BMF: Versandapotheken dürfen nicht tricksen Alexander Müller, 16.05.2012 11:54 Uhr
Bundesfinanzminister Wolfgang Schäuble (CDU) will sich von ausländischen Versandapotheken nicht prellen lassen: Einer Stellungnahme aus seinem Ministerium zufolge gilt der deutsche Mehrwertsteuersatz, wenn Versender aus dem Ausland Arzneimittel zu Lasten der Krankenkassen abrechnen. Tricksereien mit dem ausländischen Mehrwertsteuersatz sind demnach nicht möglich. Die Kassen sollen demnächst über die Problematik informiert werden. Wenn sich das BMF mit seiner Position durchsetzt, könnte auch das Pick-up-Konzept „Vorteil24“ Probleme bekommen.
Der CDU-Gesundheitsexperte Jens Spahn hatte sich beim Ministerium allegemein nach Steuertricks im Versandhandel erkundigt. Ob in jedem Fall die deutsche Umsatzsteuer gelte, wenn ausländische Versender Arzneimittel an deutsche Patienten verkaufen, wollte Spahn wissen. „Wenn nein, in welchen Konstellationen ist es denkbar, dass Arzneimittel, die von ausländischen Versendern an deutsche Patienten verkauft werden, der Umsatzsteuer des Abgabelandes unterliegen?“, fragte der gesundheitspolitische Sprecher der Unionsfraktion.
Für das BMF ist der Fall eindeutig: Bei gesetzlich Versicherten sei nicht der Patient, sondern dessen Krankenkasse Leistungsempfänger im Sinne des Umsatzsteuerrechts. Die maßgebliche Schwelle von jährlich 12.500 Euro werde in der Regel überschritten. „Ein solcher innergemeinschaftlicher Erwerb der Arzneimittel wird grundsätzlich im Inland erwirkt und unterliegt somit der deutschen Umsatzsteuer“, so das BMF.
Die Kassen müssten demnach die auf die Arzneimittel entfallenen Umsatzsteuer anmelden und die Steuerschuld an das Finanzamt abführen. Laut BMF sollen die Spitzenverbände der Krankenkassen in Kürze erneut über diese Umsatzsteuerproblematik informiert werden.

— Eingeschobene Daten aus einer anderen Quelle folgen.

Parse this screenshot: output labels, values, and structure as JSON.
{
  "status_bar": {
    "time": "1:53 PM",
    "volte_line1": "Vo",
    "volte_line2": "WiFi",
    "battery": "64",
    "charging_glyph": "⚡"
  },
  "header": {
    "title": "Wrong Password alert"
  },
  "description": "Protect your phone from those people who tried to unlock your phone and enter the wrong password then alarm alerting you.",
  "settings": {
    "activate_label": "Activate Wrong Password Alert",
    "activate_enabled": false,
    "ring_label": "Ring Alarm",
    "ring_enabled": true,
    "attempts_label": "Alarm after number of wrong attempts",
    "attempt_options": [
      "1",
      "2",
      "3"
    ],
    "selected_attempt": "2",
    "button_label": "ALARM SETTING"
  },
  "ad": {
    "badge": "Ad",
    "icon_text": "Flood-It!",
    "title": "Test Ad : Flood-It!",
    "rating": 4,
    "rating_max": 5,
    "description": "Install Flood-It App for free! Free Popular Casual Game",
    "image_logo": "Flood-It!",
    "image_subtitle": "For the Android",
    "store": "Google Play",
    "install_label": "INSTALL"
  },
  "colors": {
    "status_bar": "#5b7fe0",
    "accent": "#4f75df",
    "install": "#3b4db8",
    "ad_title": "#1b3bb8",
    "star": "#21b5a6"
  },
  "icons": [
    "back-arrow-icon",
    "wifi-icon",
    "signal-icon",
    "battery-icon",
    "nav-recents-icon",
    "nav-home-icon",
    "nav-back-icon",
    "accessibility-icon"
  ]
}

Bei Privatversicherten und Arzneimitteln, die nicht zu Lasten der GKV abgegeben werden können, gilt laut BMF das Bestimmungslandsprinzip. Ausländische Versandapotheken können ihre Umsätze demnach nur in ihrem Heimatland versteuern, solange die Exporte einen bestimmten Schwellenwert nicht übersteigen. In Deutschland liegt dieser Wert bei 100.000 Euro pro Kalenderjahr. „Mit dieser Regelung wird verhindert, dass sich die Versandunternehmen die Unterschiede bei den Umsatzsteuersätzen in den einzelnen Mitgliedstaaten der Europäischen Union zu Nutze machen“, so das BMF.

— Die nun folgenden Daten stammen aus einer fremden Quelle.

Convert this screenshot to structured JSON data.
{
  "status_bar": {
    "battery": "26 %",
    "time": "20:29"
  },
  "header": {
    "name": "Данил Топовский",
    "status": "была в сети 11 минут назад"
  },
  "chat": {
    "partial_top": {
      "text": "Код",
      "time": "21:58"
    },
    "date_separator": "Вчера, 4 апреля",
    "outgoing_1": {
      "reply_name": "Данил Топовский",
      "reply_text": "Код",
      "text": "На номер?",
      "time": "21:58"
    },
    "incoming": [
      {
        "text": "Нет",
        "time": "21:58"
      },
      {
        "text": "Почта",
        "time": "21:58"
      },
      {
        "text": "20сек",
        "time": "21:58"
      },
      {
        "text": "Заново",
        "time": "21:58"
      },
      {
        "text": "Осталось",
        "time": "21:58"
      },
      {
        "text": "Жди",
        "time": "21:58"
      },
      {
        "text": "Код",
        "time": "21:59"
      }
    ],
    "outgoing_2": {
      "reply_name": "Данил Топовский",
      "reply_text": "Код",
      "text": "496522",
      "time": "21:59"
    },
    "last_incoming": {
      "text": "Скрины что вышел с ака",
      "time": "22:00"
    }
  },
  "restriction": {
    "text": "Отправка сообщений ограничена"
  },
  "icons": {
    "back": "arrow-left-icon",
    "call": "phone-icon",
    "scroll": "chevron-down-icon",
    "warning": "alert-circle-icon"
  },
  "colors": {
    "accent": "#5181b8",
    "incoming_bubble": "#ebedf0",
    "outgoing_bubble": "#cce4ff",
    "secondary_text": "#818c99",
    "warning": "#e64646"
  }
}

Unter dem umsatzsteuerlichen Aspekt hatte zuletzt die Kanzlei Hönig & Partner das Pick-up-Konzept „Vorteil24“ bewertet. Dem Gutachten zufolge kann die Abgabe der Arzneimittel nicht in den Niederlanden verlegt werden. Die Kanzlei hatte wie jetzt das BMF auf das Sachleistungsprinzip abgestellt. Demnach kauft die Kasse das Arzneimittel ein. Deshalb spiele es keine Rolle, ob der Patient seine Medikamente formal in den Niederlanden abholt.

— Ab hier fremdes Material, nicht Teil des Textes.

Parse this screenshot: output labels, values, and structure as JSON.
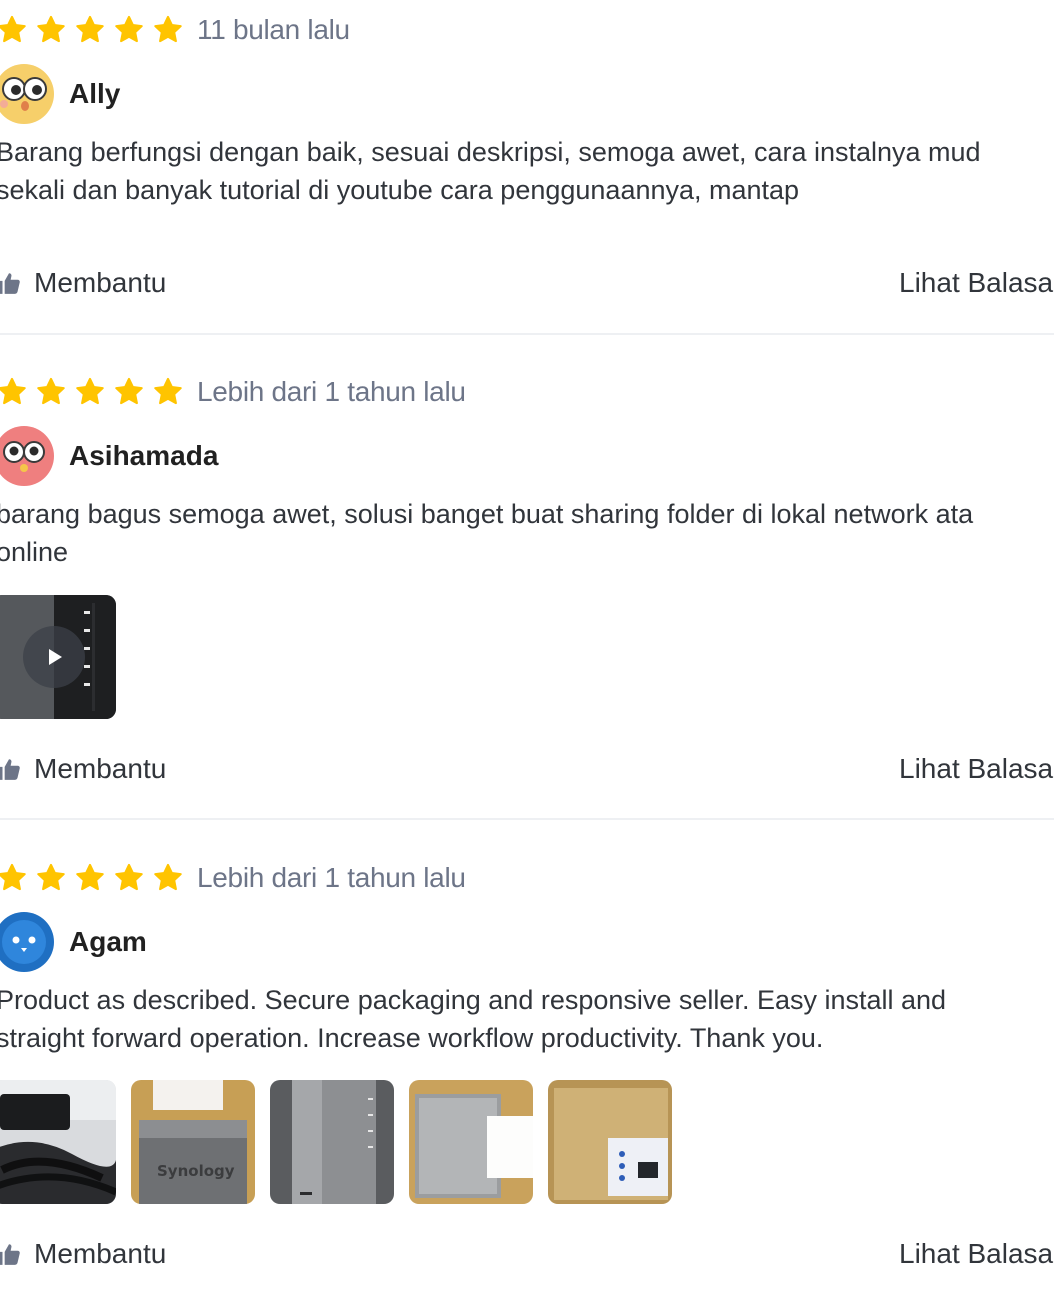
{
  "colors": {
    "star": "#ffc400",
    "muted_text": "#6d7588",
    "body_text": "#31353b",
    "divider": "#eef0f3"
  },
  "reviews": [
    {
      "rating": 5,
      "time": "11 bulan lalu",
      "username": "Ally",
      "avatar_icon": "owl-face-avatar-yellow",
      "text_lines": [
        "Barang berfungsi dengan baik, sesuai deskripsi, semoga awet, cara instalnya mud",
        "sekali dan banyak tutorial di youtube cara penggunaannya, mantap"
      ],
      "helpful_label": "Membantu",
      "reply_label": "Lihat Balasa"
    },
    {
      "rating": 5,
      "time": "Lebih dari 1 tahun lalu",
      "username": "Asihamada",
      "avatar_icon": "owl-face-avatar-red",
      "text_lines": [
        "barang bagus semoga awet, solusi banget buat sharing folder di lokal network ata",
        "online"
      ],
      "media": [
        "video-thumbnail-nas-device"
      ],
      "helpful_label": "Membantu",
      "reply_label": "Lihat Balasa"
    },
    {
      "rating": 5,
      "time": "Lebih dari 1 tahun lalu",
      "username": "Agam",
      "avatar_icon": "owl-face-avatar-blue",
      "text_lines": [
        "Product as described. Secure packaging and responsive seller. Easy install and",
        "straight forward operation. Increase workflow productivity. Thank you."
      ],
      "media": [
        "photo-cables",
        "photo-synology-box",
        "photo-nas-front",
        "photo-packaging-foam",
        "photo-gold-box"
      ],
      "photo_text": "Synology",
      "helpful_label": "Membantu",
      "reply_label": "Lihat Balasa"
    }
  ]
}
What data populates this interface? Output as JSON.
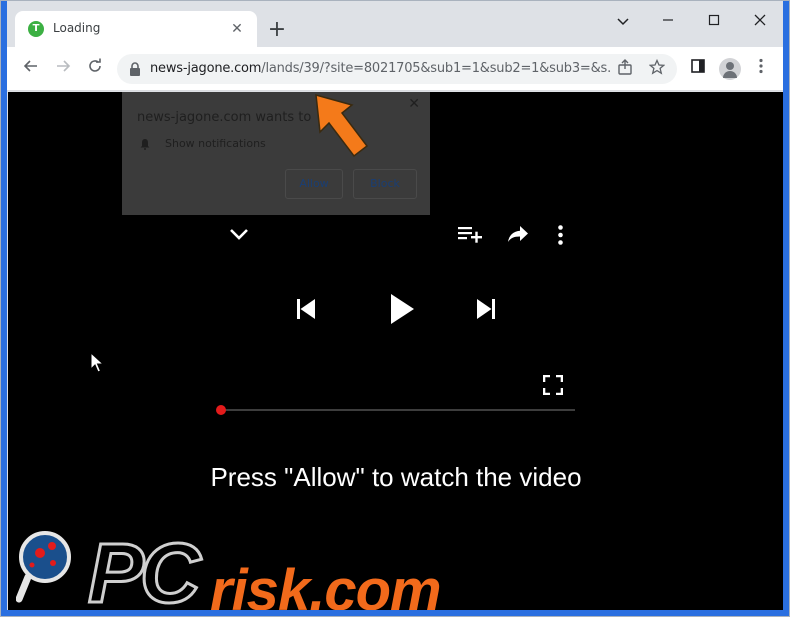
{
  "tab": {
    "title": "Loading",
    "favicon_letter": "T"
  },
  "toolbar": {
    "url_domain": "news-jagone.com",
    "url_path": "/lands/39/?site=8021705&sub1=1&sub2=1&sub3=&s..."
  },
  "notification": {
    "title": "news-jagone.com wants to",
    "permission": "Show notifications",
    "allow_label": "Allow",
    "block_label": "Block"
  },
  "page": {
    "cta": "Press \"Allow\" to watch the video",
    "progress": 0
  },
  "watermark": {
    "pc": "PC",
    "risk": "risk.com"
  },
  "colors": {
    "accent": "#f26a1b",
    "progress": "#e31b1b",
    "window_frame": "#2a6fe0"
  }
}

Auf die Kassen könnten dem Gutachten zufolge sogar Steuernachzahlungen zukommen. Denn der Preis der niederländischen Montanus Apotheke sei steuerrechtlich ein Nettopreis. Folglich müssten die Kassen die deutsche Umsatzsteuer abführen – obwohl sie im Geschäft mit Montanus eigentlich schon eingepreist war.